One of the most important developments in economics is something in which economists had no hand: the identification of the environmental limits which humans, busily producing and consuming, cross at their peril.
Earth has existed for about 4 billion years and humans have lived on Earth for about 200,000 years. For almost all of that time we were hunters and gatherers, but 10,000 to 12,000 years ago we settled down, to farm and create civilisation.
It’s probably no coincidence that, for about that time, Earth has enjoyed a stable climate, with no more ice ages nor period of great heat, in which palms grew in Antarctica. This is the geological epoch called the Holocene, in which we live – although it may be ruled that we’ve moved to the Anthropocene, a new epoch in which the human species has made major alterations to the planet.
In its modern form, economics can be dated to 1776, when Adam Smith published The Wealth of Nations. Beliefs about how the economy works were well-defined by the time Alfred Marshall published Principles of Economics in 1890.
The point is that all economic activity – all the efforts of humans to earn a living – both depends on the natural environment and adversely affects it. By 1900, there were only about 1.6 billion humans on the planet, not enough to do much damage.
If we wrecked some area, we could just move to somewhere that hadn’t been wrecked, while the first bit gradually recovered.
So, at the time conventional economics was established, it was perfectly sensible to assume that the environment’s role in economic activity could be taken for granted. It was just there and it always would be. It was, as economists say, a “free good”.
When, from the 1700s, we started burning fossil fuel – coal, oil and gas – for heat, light and energy, we had no reason to worry that one day it might run out. It certainly never occurred to us that this might end up having an effect on the climate.
It took many decades before scientists began telling us that all the things we were doing to improve our lives – cutting down forests, damming rivers, drilling for water, ploughing, fertilising crops, fishing with nets – were damaging the soil, causing erosion, killing species, lowering the water table, and damaging the environment in other ways.
However, in just the past century or so, the world’s population has gone from 1.6 billion to 8 billion. Every extra human does a bit more damage to the environment. But that’s not the main thing. The main thing that’s changed is our use of advances in technology to hugely increase our standard of living and, in the process, massively increase the damage we’re doing to the environment.
Which brings us to “planetary boundaries”. In 2009, the Swedish scientist Johan Rockstrom and a scientist from the Australian National University, the late Will Steffen, with many helpers, established a framework listing the key categories of environmental damage, and estimating the amount of damage that could be done to each before the risk increased that “the Earth system” could no longer recover.
A second update of these estimates, led by an American oceanographer based in Copenhagen, Katherine Richardson, was released last month. With the ANU’s Professor Xuemei Bai, Richardson has written an article explaining the planetary boundaries.

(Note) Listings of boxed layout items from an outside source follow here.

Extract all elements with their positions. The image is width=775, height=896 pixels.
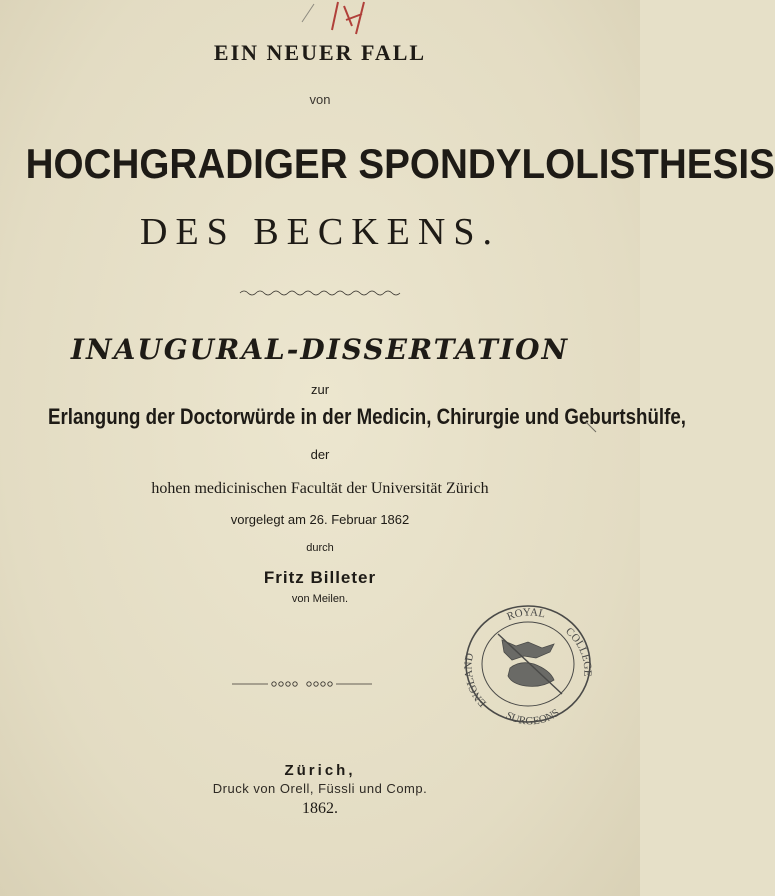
main-title: HOCHGRADIGER SPONDYLOLISTHESIS xyxy=(25,140,775,187)
stamp-right-text: COLLEGE xyxy=(563,625,594,677)
imprint-printer: Druck von Orell, Füssli und Comp. xyxy=(212,781,428,796)
von-label: von xyxy=(309,92,331,107)
library-stamp-icon xyxy=(458,600,598,730)
stamp-left-text: ENGLAND xyxy=(462,652,489,710)
imprint-year: 1862. xyxy=(302,800,338,817)
faculty-line: hohen medicinischen Facultät der Universität Zürich xyxy=(151,480,489,497)
stamp-bottom-text: SURGEONS xyxy=(503,706,562,728)
presented-line: vorgelegt am 26. Februar 1862 xyxy=(230,512,410,527)
imprint-city: Zürich, xyxy=(284,762,356,779)
degree-line: Erlangung der Doctorwürde in der Medicin, Chirurgie und Geburtshülfe, xyxy=(48,404,686,429)
dissertation-heading: INAUGURAL-DISSERTATION xyxy=(70,333,570,366)
zur-label: zur xyxy=(310,382,330,397)
rule-ornament xyxy=(232,678,372,690)
author-origin: von Meilen. xyxy=(291,593,349,605)
durch-label: durch xyxy=(306,542,334,554)
author-name: Fritz Billeter xyxy=(263,568,377,587)
stray-mark xyxy=(584,420,598,434)
kicker-title: EIN NEUER FALL xyxy=(213,40,427,65)
der-label: der xyxy=(310,447,330,462)
stamp-top-text: ROYAL xyxy=(505,606,547,624)
wavy-rule xyxy=(240,288,400,298)
pencil-annotation xyxy=(300,0,420,40)
subtitle: DES BECKENS. xyxy=(140,211,500,253)
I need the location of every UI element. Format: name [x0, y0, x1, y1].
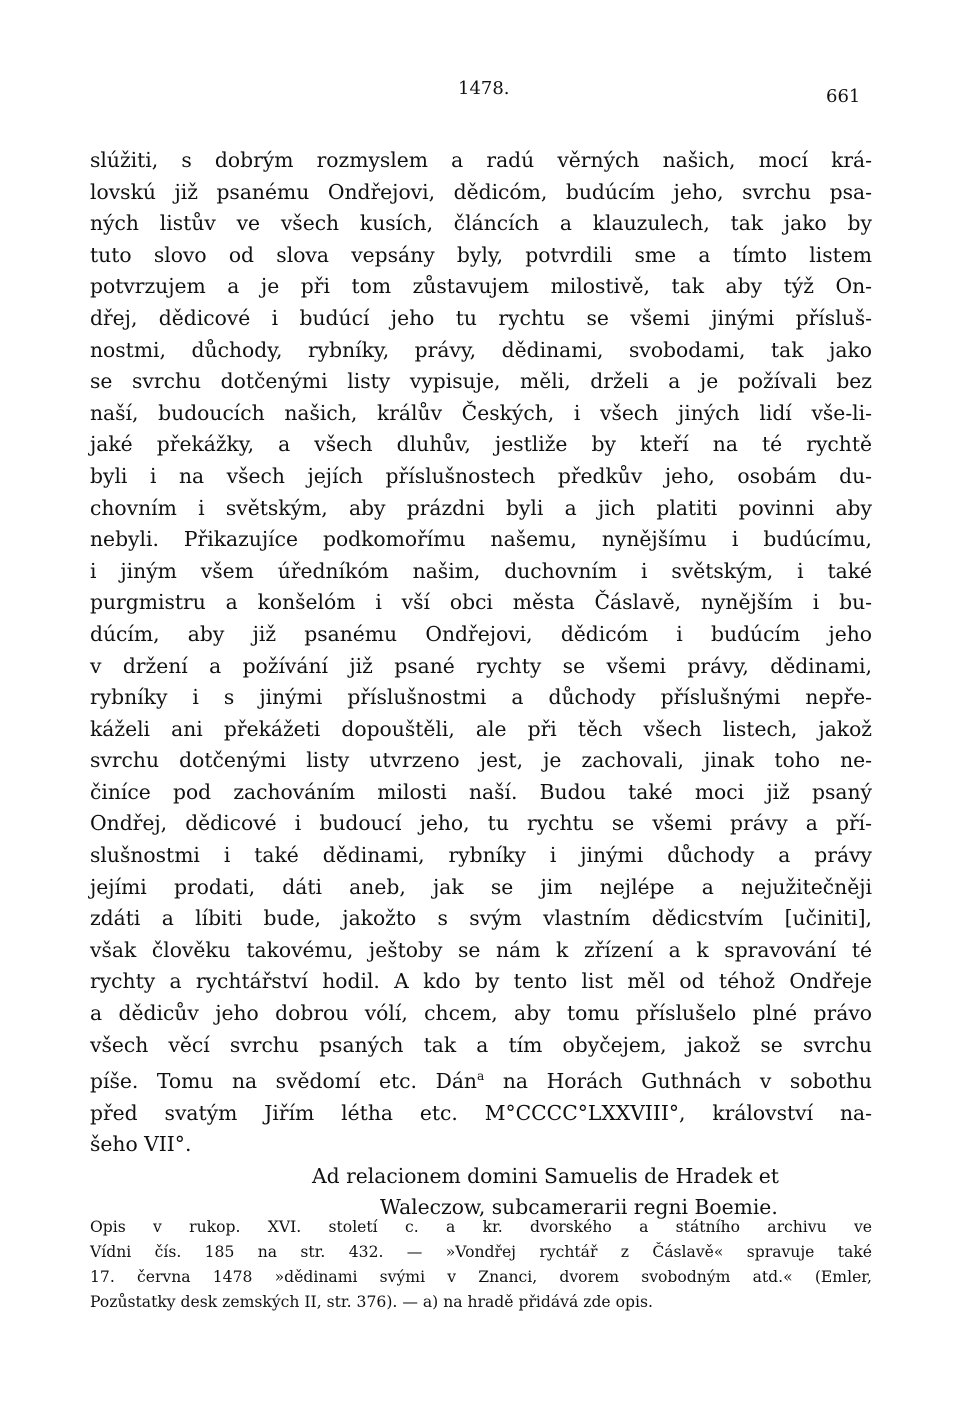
text-line: byli i na všech jejích příslušnostech předkův jeho, osobám du- — [90, 463, 872, 488]
text-line: chovním i světským, aby prázdni byli a jich platiti povinni aby — [90, 495, 872, 520]
footnote-line: Opis v rukop. XVI. století c. a kr. dvorského a státního archivu ve — [90, 1218, 872, 1236]
text-line: i jiným všem úředníkóm našim, duchovním i světským, i také — [90, 558, 872, 583]
text-line: dúcím, aby již psanému Ondřejovi, dědicóm i budúcím jeho — [90, 621, 872, 646]
text-line: před svatým Jiřím létha etc. M°CCCC°LXXVIII°, království na- — [90, 1100, 872, 1125]
page-number: 661 — [826, 86, 861, 107]
text-fragment: na Horách Guthnách v sobothu — [484, 1068, 872, 1093]
relation-line: Ad relacionem domini Samuelis de Hradek et — [312, 1163, 779, 1188]
text-line: slúžiti, s dobrým rozmyslem a radú věrných našich, mocí krá- — [90, 148, 872, 172]
note-mark: a — [477, 1069, 485, 1084]
text-line: šeho VII°. — [90, 1132, 192, 1157]
main-text — [90, 145, 872, 1224]
text-line: nostmi, důchody, rybníky, právy, dědinami, svobodami, tak jako — [90, 337, 872, 362]
text-line: jejími prodati, dáti aneb, jak se jim nejlépe a nejužitečněji — [90, 874, 872, 899]
text-line: se svrchu dotčenými listy vypisuje, měli, drželi a je požívali bez — [90, 369, 872, 394]
text-line: nebyli. Přikazujíce podkomořímu našemu, nynějšímu i budúcímu, — [90, 527, 872, 552]
text-line: lovskú již psanému Ondřejovi, dědicóm, budúcím jeho, svrchu psa- — [90, 179, 872, 204]
text-line: rychty a rychtářství hodil. A kdo by tento list měl od téhož Ondřeje — [90, 969, 872, 994]
footnote-line: Pozůstatky desk zemských II, str. 376). — a) na hradě přidává zde opis. — [90, 1293, 653, 1311]
text-line: v držení a požívání již psané rychty se všemi právy, dědinami, — [90, 653, 872, 678]
text-line-with-note-mark — [90, 1061, 872, 1097]
text-line: purgmistru a konšelóm i vší obci města Čáslavě, nynějším i bu- — [90, 590, 872, 615]
text-line: činíce pod zachováním milosti naší. Budou také moci již psaný — [90, 779, 872, 804]
page-year: 1478. — [458, 78, 510, 99]
text-line: svrchu dotčenými listy utvrzeno jest, je zachovali, jinak toho ne- — [90, 748, 872, 773]
text-line: dřej, dědicové i budúcí jeho tu rychtu se všemi jinými přísluš- — [90, 305, 872, 330]
text-line: a dědicův jeho dobrou vólí, chcem, aby tomu příslušelo plné právo — [90, 1001, 872, 1026]
text-line: Ondřej, dědicové i budoucí jeho, tu rychtu se všemi právy a pří- — [90, 811, 872, 836]
footnote-line: Vídni čís. 185 na str. 432. — »Vondřej rychtář z Čáslavě« spravuje také — [90, 1243, 872, 1261]
text-fragment: píše. Tomu na svědomí etc. Dán — [90, 1068, 477, 1093]
text-line: rybníky i s jinými příslušnostmi a důchody příslušnými nepře- — [90, 685, 872, 710]
text-line: ných listův ve všech kusích, článcích a klauzulech, tak jako by — [90, 211, 872, 236]
text-line: však člověku takovému, ještoby se nám k zřízení a k spravování té — [90, 937, 872, 962]
text-line: káželi ani překážeti dopouštěli, ale při těch všech listech, jakož — [90, 716, 872, 741]
text-line: slušnostmi i také dědinami, rybníky i jinými důchody a právy — [90, 843, 872, 868]
text-line: potvrzujem a je při tom zůstavujem milostivě, tak aby týž On- — [90, 274, 872, 299]
relation-line: Waleczow, subcamerarii regni Boemie. — [380, 1195, 778, 1220]
text-line: tuto slovo od slova vepsány byly, potvrdili sme a tímto listem — [90, 242, 872, 267]
text-line: zdáti a líbiti bude, jakožto s svým vlastním dědicstvím [učiniti], — [90, 906, 872, 931]
footnote-line: 17. června 1478 »dědinami svými v Znanci, dvorem svobodným atd.« (Emler, — [90, 1268, 872, 1286]
footnotes — [90, 1215, 872, 1315]
text-line: všech věcí svrchu psaných tak a tím obyčejem, jakož se svrchu — [90, 1032, 872, 1057]
text-line: naší, budoucích našich, králův Českých, i všech jiných lidí vše-li- — [90, 400, 872, 425]
text-line: jaké překážky, a všech dluhův, jestliže by kteří na té rychtě — [90, 432, 872, 457]
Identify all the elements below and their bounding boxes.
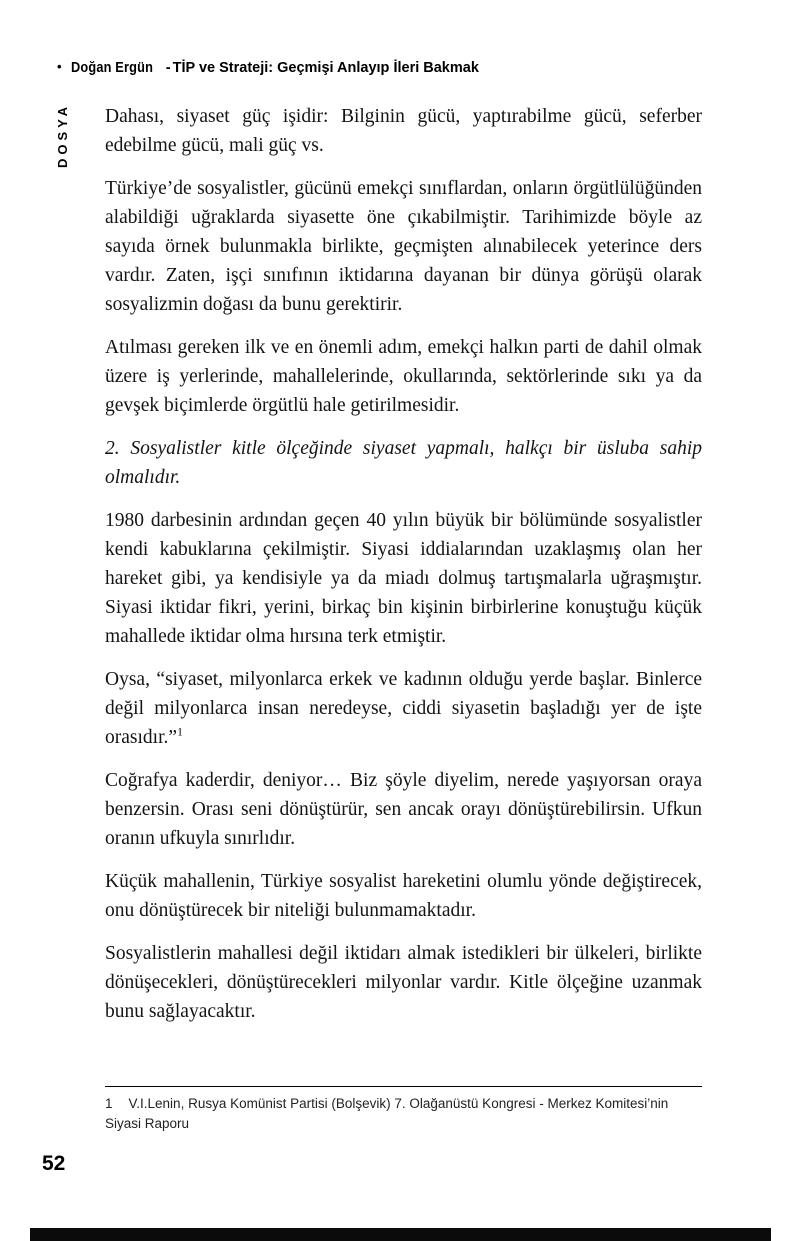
paragraph xyxy=(105,665,702,752)
running-header xyxy=(57,60,479,76)
paragraph-text: Oysa, “siyaset, milyonlarca erkek ve kadının olduğu yerde başlar. Binlerce değil milyonlarca insan neredeyse, ciddi siyasetin başladığı yer de işte orasıdır.” xyxy=(105,669,702,748)
section-label-vertical: DOSYA xyxy=(55,102,70,168)
bullet-icon: • xyxy=(57,59,62,74)
footnote-marker: 1 xyxy=(105,1096,113,1111)
header-text xyxy=(71,60,479,76)
page-edge-bar xyxy=(30,1228,771,1241)
header-title: TİP ve Strateji: Geçmişi Anlayıp İleri Bakmak xyxy=(172,60,479,76)
paragraph: Dahası, siyaset güç işidir: Bilginin gücü, yaptırabilme gücü, seferber edebilme gücü, mali güç vs. xyxy=(105,106,702,156)
paragraph: 1980 darbesinin ardından geçen 40 yılın büyük bir bölümünde sosyalistler kendi kabuklarına çekilmiştir. Siyasi iddialarından uzaklaşmış olan her hareket gibi, ya kendisiyle ya da miadı dolmuş tartışmalarla uğraşmıştır. Siyasi iktidar fikri, yerini, birkaç bin kişinin birbirlerine konuştuğu küçük mahallede iktidar olma hırsına terk etmiştir. xyxy=(105,510,702,647)
header-author: Doğan Ergün xyxy=(70,60,153,76)
footnote-reference: 1 xyxy=(177,724,184,739)
footnote xyxy=(105,1086,702,1134)
paragraph: Sosyalistlerin mahallesi değil iktidarı almak istedikleri bir ülkeleri, birlikte dönüşecekleri, dönüştürecekleri milyonlar vardır. Kitle ölçeğine uzanmak bunu sağlayacaktır. xyxy=(105,943,702,1022)
page-number: 52 xyxy=(42,1152,66,1175)
paragraph: Atılması gereken ilk ve en önemli adım, emekçi halkın parti de dahil olmak üzere iş yerlerinde, mahallelerinde, okullarında, sektörlerinde sıkı ya da gevşek biçimlerde örgütlü hale getirilmesidir. xyxy=(105,337,702,416)
footnote-text: V.I.Lenin, Rusya Komünist Partisi (Bolşevik) 7. Olağanüstü Kongresi - Merkez Komitesi’nin Siyasi Raporu xyxy=(105,1096,669,1131)
paragraph: Türkiye’de sosyalistler, gücünü emekçi sınıflardan, onların örgütlülüğünden alabildiği uğraklarda siyasette öne çıkabilmiştir. Tarihimizde böyle az sayıda örnek bulunmakla birlikte, geçmişten alınabilecek yeterince ders vardır. Zaten, işçi sınıfının iktidarına dayanan bir dünya görüşü olarak sosyalizmin doğası da bunu gerektirir. xyxy=(105,178,702,315)
paragraph: Küçük mahallenin, Türkiye sosyalist hareketini olumlu yönde değiştirecek, onu dönüştürecek bir niteliği bulunmamaktadır. xyxy=(105,871,702,921)
paragraph: Coğrafya kaderdir, deniyor… Biz şöyle diyelim, nerede yaşıyorsan oraya benzersin. Orası seni dönüştürür, sen ancak orayı dönüştürebilirsin. Ufkun oranın ufkuyla sınırlıdır. xyxy=(105,770,702,849)
paragraph-subheading-italic: 2. Sosyalistler kitle ölçeğinde siyaset yapmalı, halkçı bir üsluba sahip olmalıdır. xyxy=(105,438,702,488)
header-separator: - xyxy=(165,60,171,76)
body-text xyxy=(105,102,702,1040)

There are nine boundaries. Three of them cover what we take from the ecological system: loss of biodiversity (extinction of species), loss of fresh water (pumping too much water from rivers and aquifers) and land use (deforestation).
Something economists didn’t know – or didn’t realise affected them – is that the laws of physics say we can never truly get rid of anything that exists on Earth.
All we – or the ecosystem – can do is change the form of the thing. Water can evaporate, but it’s still up in the clouds, for instance. We can cut down a tree, but as it slowly sinks into the dirt, it releases the carbon dioxide it had previously taken up.
This means that all our economic activity leaves in its wake a lot of waste. Not just landfill, but in many other forms.
So, the remaining six boundaries concern the waste our activity greatly adds to what would have occurred naturally. They are: greenhouse gases which cause climate change, ocean acidification (carbon absorbed by the sea), emission of chemicals that deplete the Earth’s ozone layer, “novel entities” (synthetic chemicals such as plastics, DDT and concrete), aerosols, and nutrient overload (nitrogen and phosphorus from fertilisers that wash into rivers and the sea, causing algae blooms, killing fish and coral).
Crossing any of these boundaries doesn’t trigger immediate disaster. But it does mean we’ve moved from the safe zone into dangerous territory. And the nine boundaries are interrelated and interacting, in ways we don’t yet fully understand.
In 2009, the scientists found we’d already crossed three boundaries: biodiversity, climate change and nutrient overload. By the 2015 update, a fourth boundary had been crossed: land use.
And by this year’s update, only three boundaries hadn’t been crossed: ocean acidification (but only just), aerosol pollution, and stratospheric ozone depletion – where an international agreement banning CFCs is slowly reducing the ozone hole we created.
Richardson and Bai say we’re now well into the danger zone, “where we – as well as every other species – are now at risk”. “We are eating away at our own life support systems,” they say.
One thing to be said for economists is that, unlike some, they don’t try to tell scientists how to do their job. Very few economists dispute the scientists’ evidence that climate change has been caused by human activities.
It was economists who developed the best means to reduce carbon emissions – emission trading schemes – which other countries have adopted, but Australia rejected.
When our governments decide to act on the other planetary boundaries, it will be economists who work out the best way to do it.